The United States lags, but the legislative trend is favorable. Some states have laws that require employers to provide employees with firm schedules several weeks in advance. Paid family leave for mothers and fathers is at least a consideration in Congress. At the state or municipality level, the minimum wage is trending sharply upward, which should reflect on higher wages for contact center agents.

Driven largely by the needs and expectations of today’s millennial workforce, companies are rethinking their cultures and employee relations.

What Contact Centers Do to Improve Work-life Balance

Driven largely by the needs and expectations of today’s millennial workforce, companies are rethinking their cultures and employee relations. The millennial workforce now exceeds 70 million and will soon outnumber boomers as the largest population cohort.

Millennials have very different ideas about work than their boomer parents and grandparents. For most of them, work-life balance is not just desirable, but essential. They have many interests and tend to view their jobs as a means to an end, rather than an end in itself. They are not careerists although they are hard-working.

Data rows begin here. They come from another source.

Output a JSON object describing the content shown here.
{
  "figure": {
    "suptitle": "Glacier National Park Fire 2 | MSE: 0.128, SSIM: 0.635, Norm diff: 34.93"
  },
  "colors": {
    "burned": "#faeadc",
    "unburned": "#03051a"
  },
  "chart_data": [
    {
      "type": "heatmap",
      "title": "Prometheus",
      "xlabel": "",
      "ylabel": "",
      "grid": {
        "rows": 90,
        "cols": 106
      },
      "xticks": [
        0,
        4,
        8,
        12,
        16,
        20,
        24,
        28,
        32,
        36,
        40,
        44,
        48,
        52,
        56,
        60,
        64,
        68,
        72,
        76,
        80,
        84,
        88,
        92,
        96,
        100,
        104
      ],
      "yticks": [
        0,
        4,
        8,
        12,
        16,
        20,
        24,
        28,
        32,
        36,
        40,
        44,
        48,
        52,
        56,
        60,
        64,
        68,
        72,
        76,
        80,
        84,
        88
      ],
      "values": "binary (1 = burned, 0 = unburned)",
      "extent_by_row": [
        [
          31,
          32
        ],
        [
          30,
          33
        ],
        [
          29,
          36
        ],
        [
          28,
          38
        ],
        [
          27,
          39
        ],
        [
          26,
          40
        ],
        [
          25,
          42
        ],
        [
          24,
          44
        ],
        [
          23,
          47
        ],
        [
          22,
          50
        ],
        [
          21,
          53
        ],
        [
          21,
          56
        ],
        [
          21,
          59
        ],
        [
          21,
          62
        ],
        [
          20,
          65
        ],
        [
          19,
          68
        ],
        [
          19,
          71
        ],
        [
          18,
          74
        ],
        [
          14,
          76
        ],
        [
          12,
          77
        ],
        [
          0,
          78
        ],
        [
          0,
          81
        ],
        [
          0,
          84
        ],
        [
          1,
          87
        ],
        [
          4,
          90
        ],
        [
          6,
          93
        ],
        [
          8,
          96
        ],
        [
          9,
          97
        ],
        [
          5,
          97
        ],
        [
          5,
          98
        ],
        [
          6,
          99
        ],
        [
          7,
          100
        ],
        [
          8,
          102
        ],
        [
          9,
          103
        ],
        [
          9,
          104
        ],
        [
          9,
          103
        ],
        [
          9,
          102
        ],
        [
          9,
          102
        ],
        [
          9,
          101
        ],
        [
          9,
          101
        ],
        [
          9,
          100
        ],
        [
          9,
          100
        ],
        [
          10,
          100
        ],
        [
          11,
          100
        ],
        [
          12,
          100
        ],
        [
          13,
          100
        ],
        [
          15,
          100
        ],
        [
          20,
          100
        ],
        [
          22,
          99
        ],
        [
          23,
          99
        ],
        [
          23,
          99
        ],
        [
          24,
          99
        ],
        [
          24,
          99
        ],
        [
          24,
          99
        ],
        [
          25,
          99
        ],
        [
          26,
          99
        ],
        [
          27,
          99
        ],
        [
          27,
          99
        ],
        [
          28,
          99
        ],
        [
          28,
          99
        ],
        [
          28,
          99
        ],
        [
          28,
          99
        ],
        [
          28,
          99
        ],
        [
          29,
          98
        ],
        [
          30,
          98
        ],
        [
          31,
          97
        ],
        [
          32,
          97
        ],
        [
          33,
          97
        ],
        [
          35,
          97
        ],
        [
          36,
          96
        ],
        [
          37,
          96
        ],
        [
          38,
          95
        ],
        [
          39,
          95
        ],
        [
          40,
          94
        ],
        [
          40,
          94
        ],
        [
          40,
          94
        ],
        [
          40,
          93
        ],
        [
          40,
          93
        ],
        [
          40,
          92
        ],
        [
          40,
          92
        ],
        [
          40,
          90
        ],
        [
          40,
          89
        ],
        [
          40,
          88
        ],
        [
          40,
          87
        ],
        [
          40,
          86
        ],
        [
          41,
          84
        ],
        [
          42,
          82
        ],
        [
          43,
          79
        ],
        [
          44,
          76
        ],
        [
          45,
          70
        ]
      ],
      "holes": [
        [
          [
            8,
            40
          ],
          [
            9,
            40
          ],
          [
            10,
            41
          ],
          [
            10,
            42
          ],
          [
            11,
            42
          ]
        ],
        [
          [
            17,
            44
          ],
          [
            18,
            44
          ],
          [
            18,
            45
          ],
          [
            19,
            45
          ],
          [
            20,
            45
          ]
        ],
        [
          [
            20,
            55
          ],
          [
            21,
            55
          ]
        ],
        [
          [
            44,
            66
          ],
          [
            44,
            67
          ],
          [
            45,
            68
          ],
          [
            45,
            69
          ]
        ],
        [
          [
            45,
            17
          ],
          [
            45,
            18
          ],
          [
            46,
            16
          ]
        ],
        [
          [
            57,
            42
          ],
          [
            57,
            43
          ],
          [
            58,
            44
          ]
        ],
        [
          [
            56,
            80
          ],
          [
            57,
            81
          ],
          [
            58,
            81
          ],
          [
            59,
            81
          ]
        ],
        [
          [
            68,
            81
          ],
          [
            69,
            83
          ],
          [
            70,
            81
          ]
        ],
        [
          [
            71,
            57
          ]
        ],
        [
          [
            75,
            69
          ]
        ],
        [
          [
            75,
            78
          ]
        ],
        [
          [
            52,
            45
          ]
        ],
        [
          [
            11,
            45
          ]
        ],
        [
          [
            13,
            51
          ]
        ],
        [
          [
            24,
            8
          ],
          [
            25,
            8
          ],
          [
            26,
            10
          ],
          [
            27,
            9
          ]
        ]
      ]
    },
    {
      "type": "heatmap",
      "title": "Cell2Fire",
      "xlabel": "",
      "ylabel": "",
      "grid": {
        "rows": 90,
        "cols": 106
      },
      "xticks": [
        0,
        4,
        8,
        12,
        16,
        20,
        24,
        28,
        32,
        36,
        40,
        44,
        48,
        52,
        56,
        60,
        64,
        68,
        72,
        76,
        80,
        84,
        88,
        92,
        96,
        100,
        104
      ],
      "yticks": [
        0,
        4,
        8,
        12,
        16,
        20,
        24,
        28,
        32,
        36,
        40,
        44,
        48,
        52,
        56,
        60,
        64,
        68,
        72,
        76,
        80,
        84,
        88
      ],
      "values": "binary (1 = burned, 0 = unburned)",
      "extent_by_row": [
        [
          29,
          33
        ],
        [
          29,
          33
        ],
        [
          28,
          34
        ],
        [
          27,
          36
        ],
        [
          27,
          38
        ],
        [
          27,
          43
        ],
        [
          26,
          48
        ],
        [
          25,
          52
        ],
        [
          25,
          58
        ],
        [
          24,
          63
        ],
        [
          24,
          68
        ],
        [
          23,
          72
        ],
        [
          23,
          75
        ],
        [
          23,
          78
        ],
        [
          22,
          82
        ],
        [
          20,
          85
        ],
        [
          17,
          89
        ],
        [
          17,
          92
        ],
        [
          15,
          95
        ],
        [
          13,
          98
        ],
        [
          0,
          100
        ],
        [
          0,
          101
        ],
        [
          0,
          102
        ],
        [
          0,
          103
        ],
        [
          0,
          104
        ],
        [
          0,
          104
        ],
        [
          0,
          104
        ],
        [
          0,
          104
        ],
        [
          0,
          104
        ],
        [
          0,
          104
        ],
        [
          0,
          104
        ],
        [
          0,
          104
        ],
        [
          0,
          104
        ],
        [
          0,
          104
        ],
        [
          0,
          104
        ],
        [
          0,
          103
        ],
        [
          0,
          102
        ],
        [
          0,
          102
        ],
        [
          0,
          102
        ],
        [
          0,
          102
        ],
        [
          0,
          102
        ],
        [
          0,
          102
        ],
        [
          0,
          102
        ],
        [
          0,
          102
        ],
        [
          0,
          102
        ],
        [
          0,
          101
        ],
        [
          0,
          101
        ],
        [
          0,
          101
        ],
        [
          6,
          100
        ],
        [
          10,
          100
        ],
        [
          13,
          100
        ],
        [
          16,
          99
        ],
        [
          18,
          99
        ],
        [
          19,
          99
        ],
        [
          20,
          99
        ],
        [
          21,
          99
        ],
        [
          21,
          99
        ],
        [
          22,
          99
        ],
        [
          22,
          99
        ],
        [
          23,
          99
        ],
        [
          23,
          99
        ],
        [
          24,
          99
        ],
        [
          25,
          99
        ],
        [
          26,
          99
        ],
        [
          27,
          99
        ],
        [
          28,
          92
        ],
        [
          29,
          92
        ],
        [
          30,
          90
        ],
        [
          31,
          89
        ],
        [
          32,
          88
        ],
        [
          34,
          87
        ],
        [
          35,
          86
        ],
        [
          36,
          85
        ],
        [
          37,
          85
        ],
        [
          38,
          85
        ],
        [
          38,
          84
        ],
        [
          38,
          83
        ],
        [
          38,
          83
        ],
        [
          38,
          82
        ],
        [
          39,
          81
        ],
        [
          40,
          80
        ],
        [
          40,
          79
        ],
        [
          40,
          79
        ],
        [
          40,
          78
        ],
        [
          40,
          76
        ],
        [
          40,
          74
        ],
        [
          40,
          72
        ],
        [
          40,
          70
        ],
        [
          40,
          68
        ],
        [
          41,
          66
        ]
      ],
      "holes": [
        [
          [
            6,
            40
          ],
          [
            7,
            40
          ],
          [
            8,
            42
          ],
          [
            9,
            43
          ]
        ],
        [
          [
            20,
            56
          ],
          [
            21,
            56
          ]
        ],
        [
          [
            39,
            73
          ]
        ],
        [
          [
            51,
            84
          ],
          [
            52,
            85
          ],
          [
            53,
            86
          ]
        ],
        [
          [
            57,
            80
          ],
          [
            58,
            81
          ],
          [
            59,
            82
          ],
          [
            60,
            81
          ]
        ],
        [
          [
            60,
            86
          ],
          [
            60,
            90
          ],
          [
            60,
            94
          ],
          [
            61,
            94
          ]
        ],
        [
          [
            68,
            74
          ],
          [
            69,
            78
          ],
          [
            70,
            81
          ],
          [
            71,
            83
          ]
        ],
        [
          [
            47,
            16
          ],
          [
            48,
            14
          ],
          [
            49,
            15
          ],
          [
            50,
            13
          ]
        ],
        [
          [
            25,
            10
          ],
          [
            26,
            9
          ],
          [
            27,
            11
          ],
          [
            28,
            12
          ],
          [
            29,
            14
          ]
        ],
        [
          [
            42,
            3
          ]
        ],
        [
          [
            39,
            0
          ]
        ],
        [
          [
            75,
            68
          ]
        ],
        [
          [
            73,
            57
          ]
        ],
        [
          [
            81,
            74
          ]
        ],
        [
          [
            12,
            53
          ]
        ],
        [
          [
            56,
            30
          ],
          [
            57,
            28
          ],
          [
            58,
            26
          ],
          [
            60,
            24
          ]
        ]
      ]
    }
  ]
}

To attract and retain millennial workers and employees of all ages, contact centers should consider the following;

  • Incorporate employee preferences when building schedules.
  • Support contract workers (gig economy) through flexible scheduling and remote access to software.
  • Communicate through familiar channels such as text, chat and social media.
  • Strive for a collegial, family-like environment.
  • Encourage and enable personalization options for self-development.
  • Accommodate reasonable requests for time off.
  • Encourage innovation and problem-solving through collaboration.
  • Launch a user community exclusively for contact center employees.

What the Vendor Community Is Doing to Improve
Work-life Balance

  • Offering automation option for quality monitoring software—to reduce stress.
  • Integrating WFM software with mobile devices so employees can remotely request time off, execute shift swaps, access schedules, and exchange text messages with supervisors and peers.
  • Providing the capability to alert interested employees of opportunities for overtime, shift swaps or time off. Employees can respond directly from their PCs or mobile devices.
  • Introducing user interfaces that incorporate design elements of familiar smartphones.
  • Providing agent portals that allow for personalization.
  • Providing integrated learning and coaching solutions.
  • Revising scheduling and forecasting algorithms to consider employee preferences for work-life balance.

Summary

The concept of work-life balance has long been a foundational principle governing the employer-employee relationship in Europe. The concept is gaining traction in North America as labor shortages allow workers to be more selective about the companies for whom they choose to work.

Work-life balance is not equally dividing time spent at work with time devoted to personal pursuits, nor is it a commitment for employers to accommodate the personal scheduling needs of each employee. It is a shrewd business practice that produces motivated and productive employees.

Dick Bucci

Dick Bucci

Dick Bucci is Founder and Chief Analyst at Pelorus Associates, which provides market research and consulting services to the contact center industry.